My guess is that you are facing some latency issues stemming from long-running metadata operations as Randy points out. We can get on a call to discuss this further if you want.

Hi @Venkat_Krishnamurthy and @randyzwitch,

I am able to simulate the reported issue and connected many dots, however still few are missing points and would request your help to assist.
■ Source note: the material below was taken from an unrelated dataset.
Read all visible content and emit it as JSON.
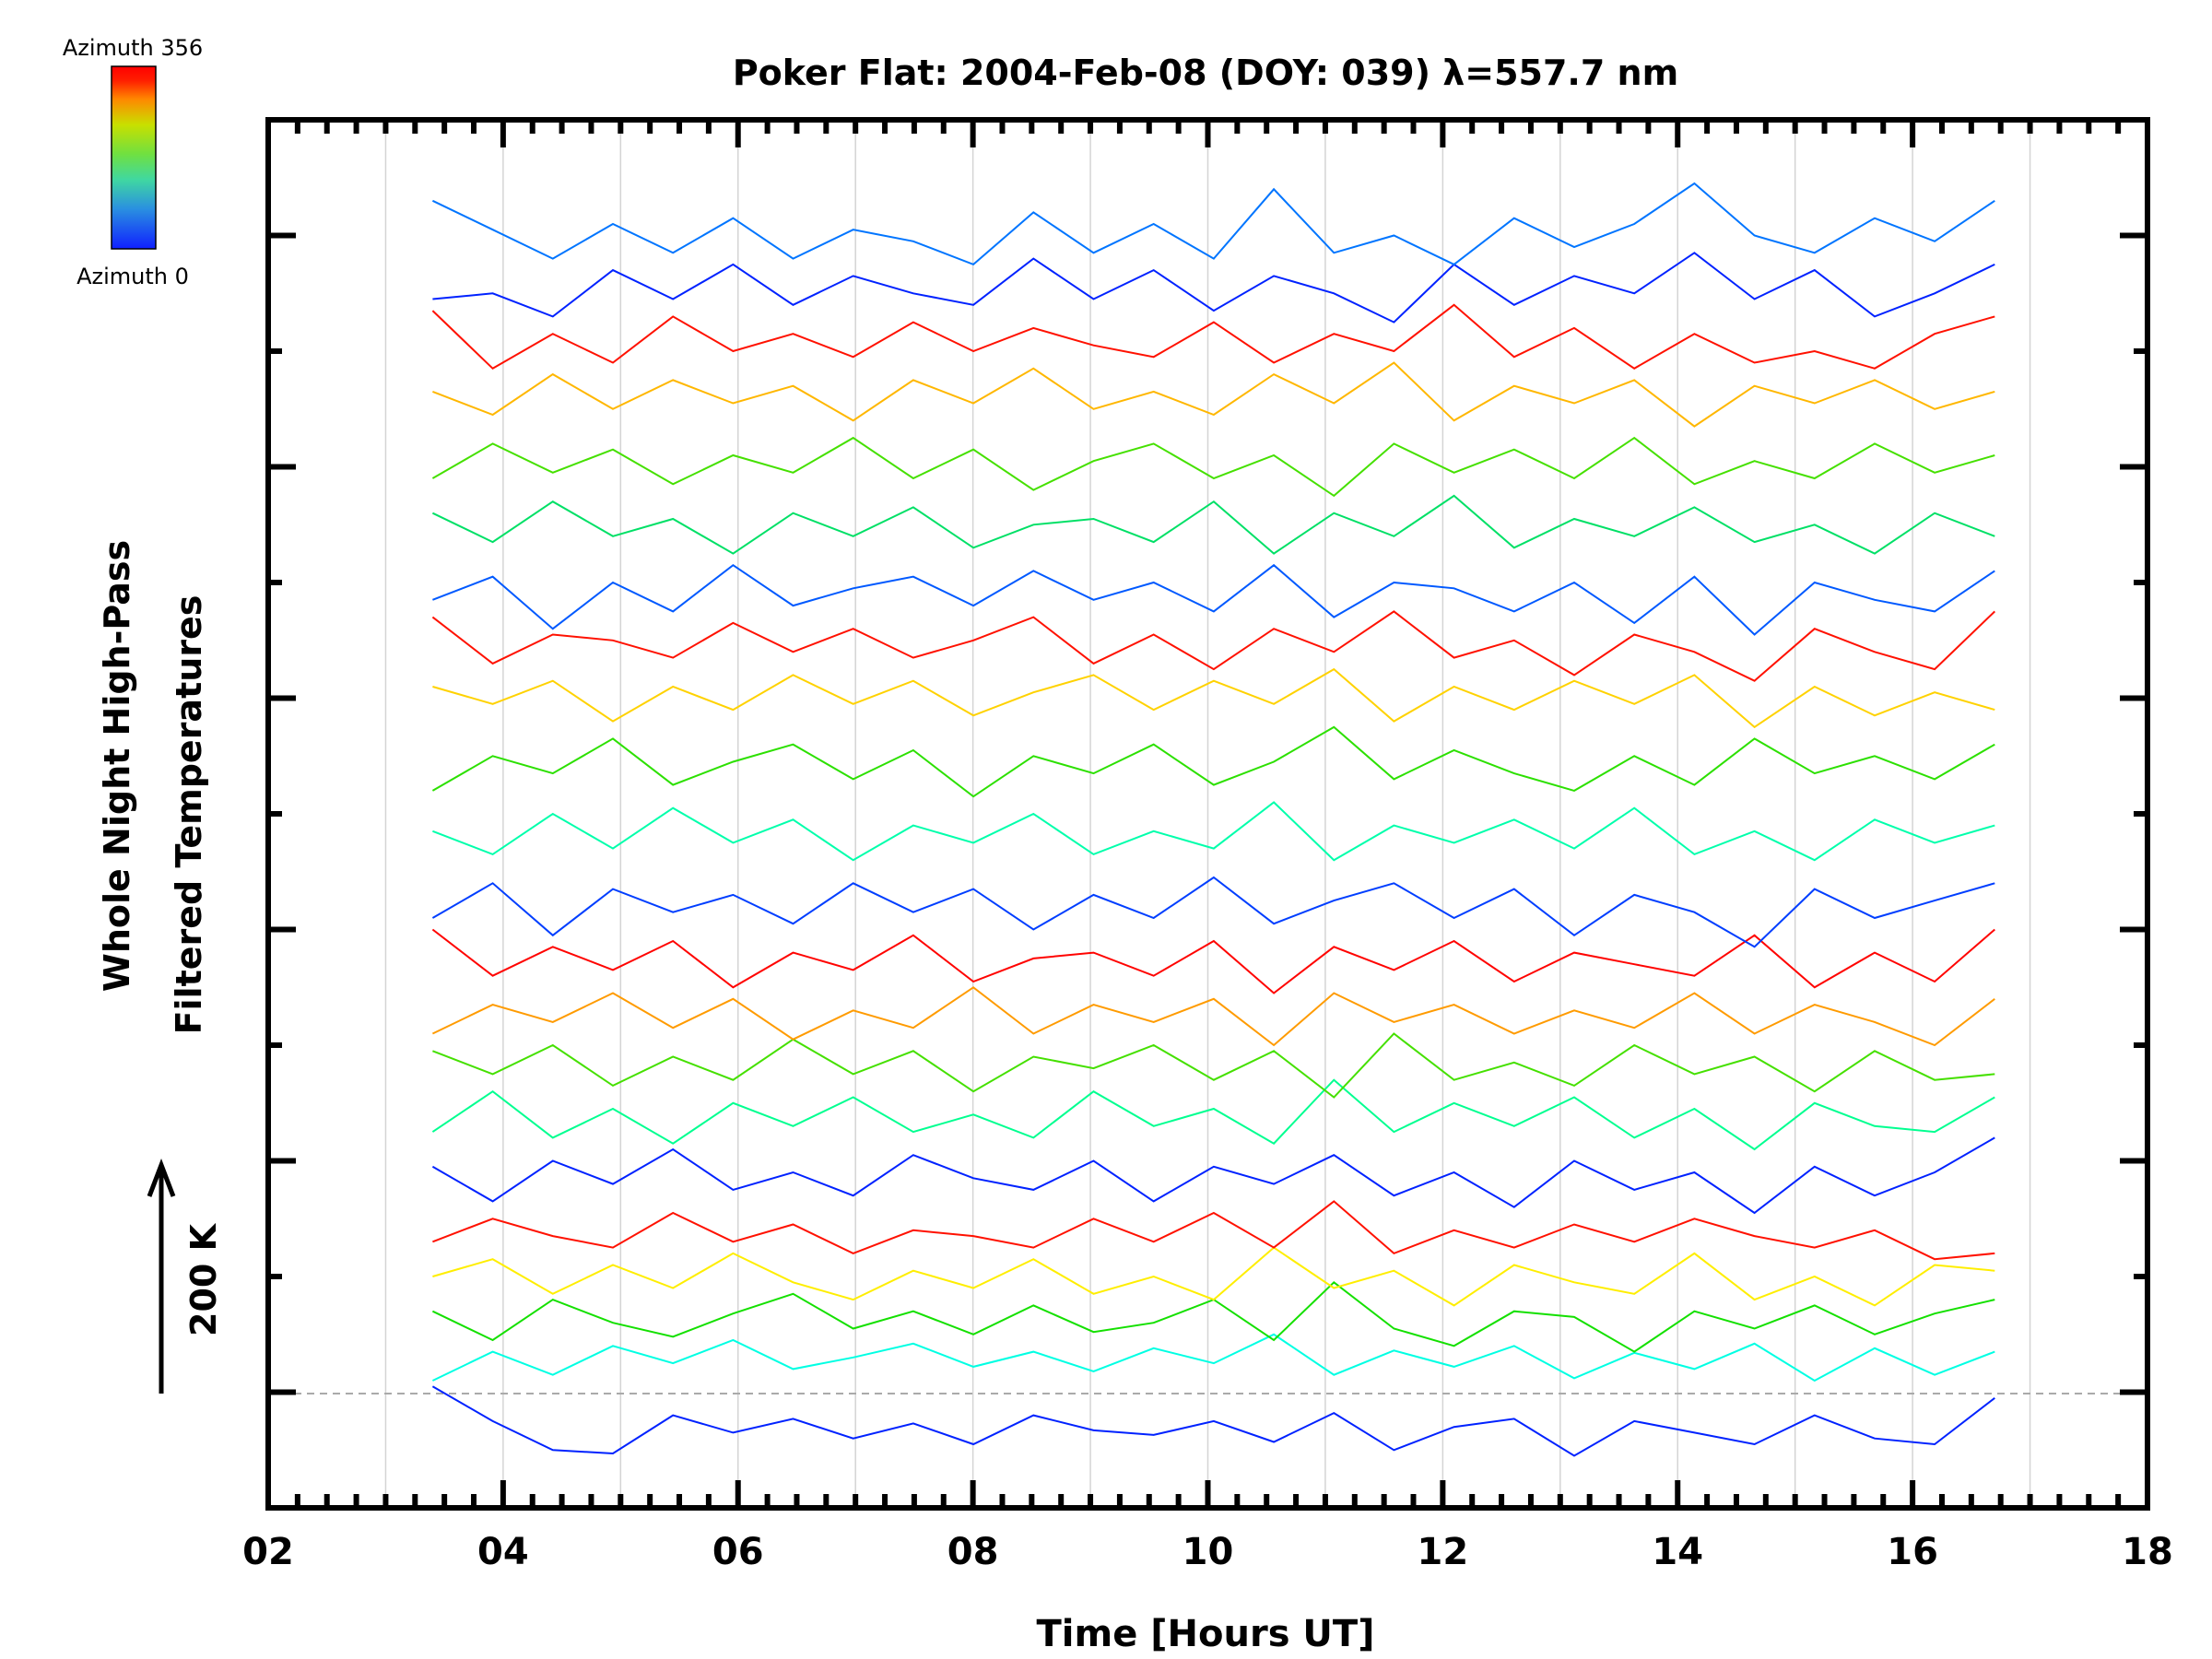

A) Today again I restarted the omni Database using the following command

Stopping the OMNISCI server

systemctl stop omnisci_server

Starting the OMNISCI server

systemctl start omnisci_server

Action 1

  1. I observed that again I am not getting the response for my simple queries after restarting Omnisci Database module. Then started analyzing using step by step approach.
  2. Observations were as following
    a. Disk Partition was approximately 40% full (400GB)
    b. Disk IOPS increased drastically high by running one simple query (select count(*) from Table X) and touching TPS of 4000 and reading 100MB/sec reading.
    c. \memory_summary output was showing available Memory is 100GB but use memory is 0.00MB
    d. No Error in INFO and Error log

Action 2

  1. Based on the Action1, I felt that some issue in Table Fragmentation and started analyzing the Table size using the sqllite queries.
  2. During the analysis observed that Tables are highly fragmented and actual records are very less in Tables (in few thousands), however Table size is in terms of 40GB, 62GB, 100GB & 192GB.
  3. Defragmented Tables in following way
    1.3.1. Select count(*) from X;
    1.3.2. Create Table TEMP_X as select * from X;
    1.3.3. Drop table X;
    1.3.4. Create table X as select * from TEMP_X;
    1.3.5. Drop Table TEMP_X;

Observations on Action 2
Case1

  1. When i executed defragmented steps for a Table where No data Insert was happening, that time system IOPS was 2000+ and reading 100MB/s. However this query execution took more 6-7 minutes.
  2. In the select count(*) from X, observed that \memory_summary Use Memory value was constantly 0.00MB.
  3. No intermittent status update log between when the query accepted by Calcite and when received the output for query. However, between two events time gap was more than 6-7 minutes and I was clueless what is happening in system.
    a. 2020-03-08T12:42:01.182590 I 422998 MapDHandler.cpp:883 stdlog_begin sql_execute 54 0 WICP_MAPD_DB WICP_MAPD 239-eBLm {“query_str”} {“select count(*) from EVR;”}
    b. 2020-03-08T12:47:04.128277 I 422998 FileMgr.cpp:204 Completed Reading table’s file metadata, Elapsed time : 302904ms Epoch: 424416 files read: 6011 table location: ‘/opt/data/data/mapd_data/table_2_34’
    Case 2
  4. When I executed select query for a Table where data Insert was happening, that time system IOPS was 4000+ and reading 100MB/s. However this query execution took more 150 minutes. This time I was in panic condition as no information in INFO Log, \memory_summary output showing memory usage in 0.00MB, system Load Average is above 30, IOPS above 4000.

Questions to OmniSci Team

  1. No progress information available in INFO logs available between “2020-03-08T12:42:01.217941 I 422998 Calcite.cpp:504 Time in Thrift 1 (ms), Time in Java Calcite server 32 (ms)" and “2020-03-08T12:47:04.128277 I 422998 FileMgr.cpp:204 Completed Reading table’s file metadata, Elapsed time : 302904ms Epoch: 424416 files read: 6011 table location: '/opt/data/data/mapd_data/table_2_34”. This is more than 5 minutes duration and not good for any administrator to be clueless about the progress on query.
  2. Why Data was not loading in memory for “select count(*) from X or select count(column1) from X”. Is it correct ?
  3. When Data loading was in progress for Table X, that time “select count(*) from Y” took more than 150 minutes and during this time I was not able to get a output of any query. This was system outage.
  4. How fragmented table can create this big issue and force for X hours of service outage. What is method available to avoid such scenarios.
  5. System output was 4000 IOPS and reading was 125MB/sec, then how reading took more than 150 minutes. With this speed we can read more than 200GB data also in less than 30 minutes.

waiting for expert advise

@Sumit, please see above. Both myself and @Venkat_Krishnamurthy believe that metadata could be the issue you are seeing, but without knowing the insert pattern you are doing, it’s hard for us to provide any other advice.